Of course, it must be admitted that the pandemic and hospital capacity variation could have also contributed to this decline, and definitely confound a lot of the data in the registry, but I certainly don’t think that it could explain the entire decline.

Also remarkable is the number of people who required lung transplant in 2020. Seeing that number drop by 60% pays dividends not only to the CF community, but also the broader US healthcare system wherein lungs available for transplant are an extremely scarce resource. On an absolute scale, though, 91 people requiring transplant because of cystic fibrosis in 2020 suggests that the fight against the disease isn’t over yet. There are still people in our population who have severe disease and will eventually require transplantation earlier than we all would hope for them.

And that’s why I said above that the news is mostly better. Last week I pointed out that I wouldn’t expect to see the median age of death climb quite as quickly as median survival. Median age of death represents the halfway point in age for all the people with CF who passed away in a specific year (2020 in this case), which was 34.1 last year. Compared to the 2019 median age of death, 32.4, 2020’s gain is important but not quite as large as I would have hoped.

That number represents something that I’d hope we can all agree on, and it’s that too many people are dying too young from cystic fibrosis. That number is still going to be a little troubling over the coming several years (as a commenter on my last blog pointed out) because of some of the complications that come along with transplant and the lag time for the small part of our population that is not yet able to benefit from a disease modifying medication.

Importantly, though, the number of people with CF who passed away in 2020 (which is something median age of death can’t represent), dropped by over a third from 377 to 252. That in and of itself is remarkable, especially when you consider that we have all been living through the worst global health crisis in a generation. If there’s something in there to hope for, for the non-modulated population, it’s that standard of care is always improving!

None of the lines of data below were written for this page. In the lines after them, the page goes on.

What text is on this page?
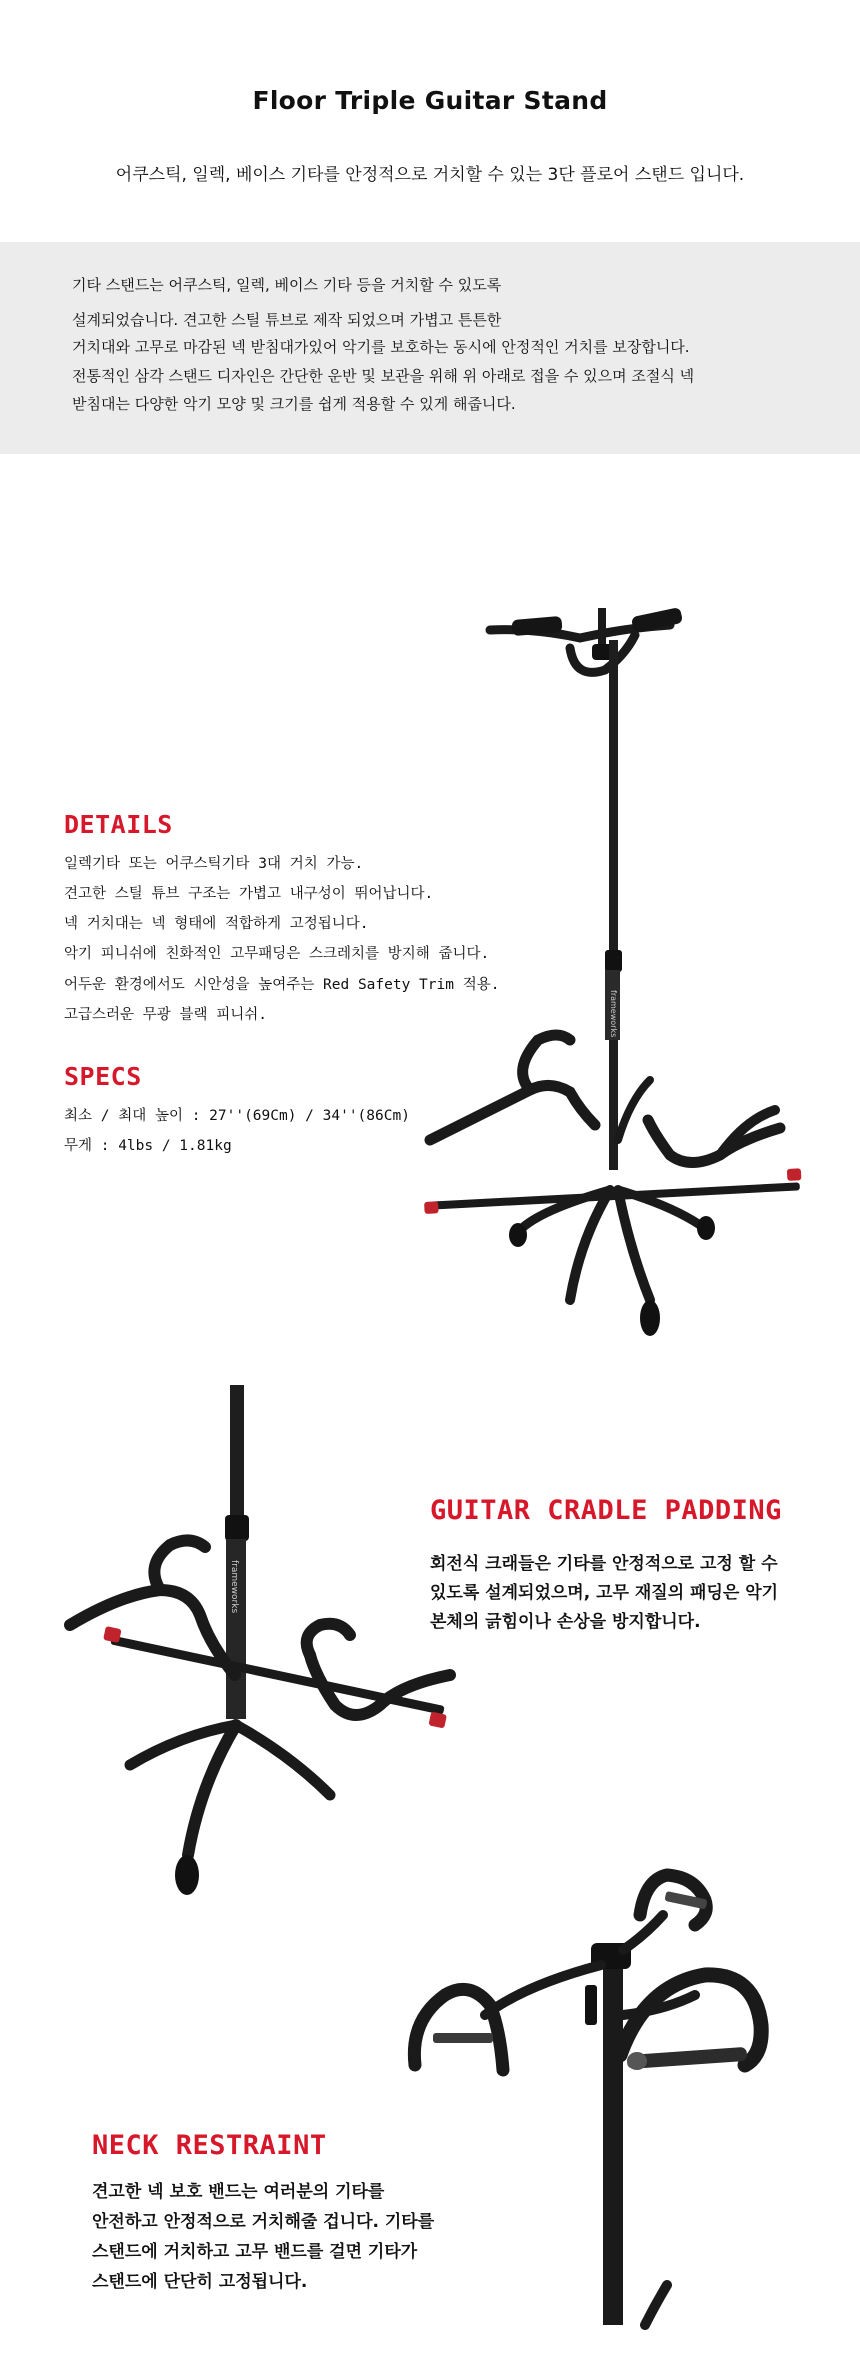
Floor Triple Guitar Stand

어쿠스틱, 일렉, 베이스 기타를 안정적으로 거치할 수 있는 3단 플로어 스탠드 입니다.

기타 스탠드는 어쿠스틱, 일렉, 베이스 기타 등을 거치할 수 있도록

설계되었습니다. 견고한 스틸 튜브로 제작 되었으며 가볍고 튼튼한

거치대와 고무로 마감된 넥 받침대가있어 악기를 보호하는 동시에 안정적인 거치를 보장합니다.

전통적인 삼각 스탠드 디자인은 간단한 운반 및 보관을 위해 위 아래로 접을 수 있으며 조절식 넥

받침대는 다양한 악기 모양 및 크기를 쉽게 적용할 수 있게 해줍니다.

frameworks
DETAILS

일렉기타 또는 어쿠스틱기타 3대 거치 가능.

견고한 스틸 튜브 구조는 가볍고 내구성이 뛰어납니다.

넥 거치대는 넥 형태에 적합하게 고정됩니다.

악기 피니쉬에 친화적인 고무패딩은 스크레치를 방지해 줍니다.

어두운 환경에서도 시안성을 높여주는 Red Safety Trim 적용.

고급스러운 무광 블랙 피니쉬.

SPECS

최소 / 최대 높이 : 27''(69Cm) / 34''(86Cm)

무게 : 4lbs / 1.81kg

frameworks
GUITAR CRADLE PADDING

회전식 크래들은 기타를 안정적으로 고정 할 수

있도록 설계되었으며, 고무 재질의 패딩은 악기

본체의 긁힘이나 손상을 방지합니다.

NECK RESTRAINT

견고한 넥 보호 밴드는 여러분의 기타를

안전하고 안정적으로 거치해줄 겁니다. 기타를

스탠드에 거치하고 고무 밴드를 걸면 기타가

스탠드에 단단히 고정됩니다.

These benefits are the kinds of things that people on Trikfata will probably tell you they would have imagined coming down the pipeline in future registry data, but it is remarkable to actually see it.

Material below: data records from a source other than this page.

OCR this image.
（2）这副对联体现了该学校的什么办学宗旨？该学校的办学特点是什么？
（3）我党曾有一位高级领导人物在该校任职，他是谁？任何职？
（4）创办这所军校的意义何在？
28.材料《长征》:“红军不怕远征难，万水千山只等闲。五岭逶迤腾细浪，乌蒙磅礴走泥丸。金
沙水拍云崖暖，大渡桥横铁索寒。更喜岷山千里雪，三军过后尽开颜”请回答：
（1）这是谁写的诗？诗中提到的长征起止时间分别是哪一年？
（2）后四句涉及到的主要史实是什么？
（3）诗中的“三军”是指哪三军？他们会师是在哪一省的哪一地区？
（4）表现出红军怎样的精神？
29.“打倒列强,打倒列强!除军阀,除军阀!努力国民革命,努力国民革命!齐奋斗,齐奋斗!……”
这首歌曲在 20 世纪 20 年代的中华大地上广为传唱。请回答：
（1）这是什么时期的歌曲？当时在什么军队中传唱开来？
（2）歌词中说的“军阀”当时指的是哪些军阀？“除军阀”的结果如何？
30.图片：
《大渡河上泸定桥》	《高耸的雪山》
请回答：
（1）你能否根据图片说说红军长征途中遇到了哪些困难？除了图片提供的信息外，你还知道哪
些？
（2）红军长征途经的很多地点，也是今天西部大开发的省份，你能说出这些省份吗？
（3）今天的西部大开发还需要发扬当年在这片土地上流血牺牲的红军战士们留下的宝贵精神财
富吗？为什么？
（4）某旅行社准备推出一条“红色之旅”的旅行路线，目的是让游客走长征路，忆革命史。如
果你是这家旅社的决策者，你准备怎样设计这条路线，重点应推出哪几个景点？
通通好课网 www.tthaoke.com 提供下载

Further commentary on Trikfata because that’s such a big part of this:

  1. These data do not reflect expanded access for children because the label was expanded in 2021. Registry data lacks a full year.
  2. Access to modulators for the eligible population is extremely high. When you look at market penetration for drugs outside cystic fibrosis, you’d be very hard pressed to find something greater than 50% penetration, let alone close to 90%. That’s remarkable unto itself, and points to the respect that our payors have for the benefits of this class of drugs. (Remember, they will benefit even more as the CFTR modulator class of drugs cycles to generic!).
  3. In past conversations with some of the people associated with the registry, it was suggested to me that it will take a few years for the survival curves and data to accurately capture the full impact of Trikfata, but as a doctor told me over the summer: we’re learning how to treat cystic fibrosis all over again.

All in, my takeaway from this year’s registry data (especially health utilization) is that lower hospitalization and less time on supportive IV care means LESS disruption to life. That’s what this is all about and it is truly amazing.

The less time you, me, and our friends with CF spend inside hospital systems, the better it is for all of us.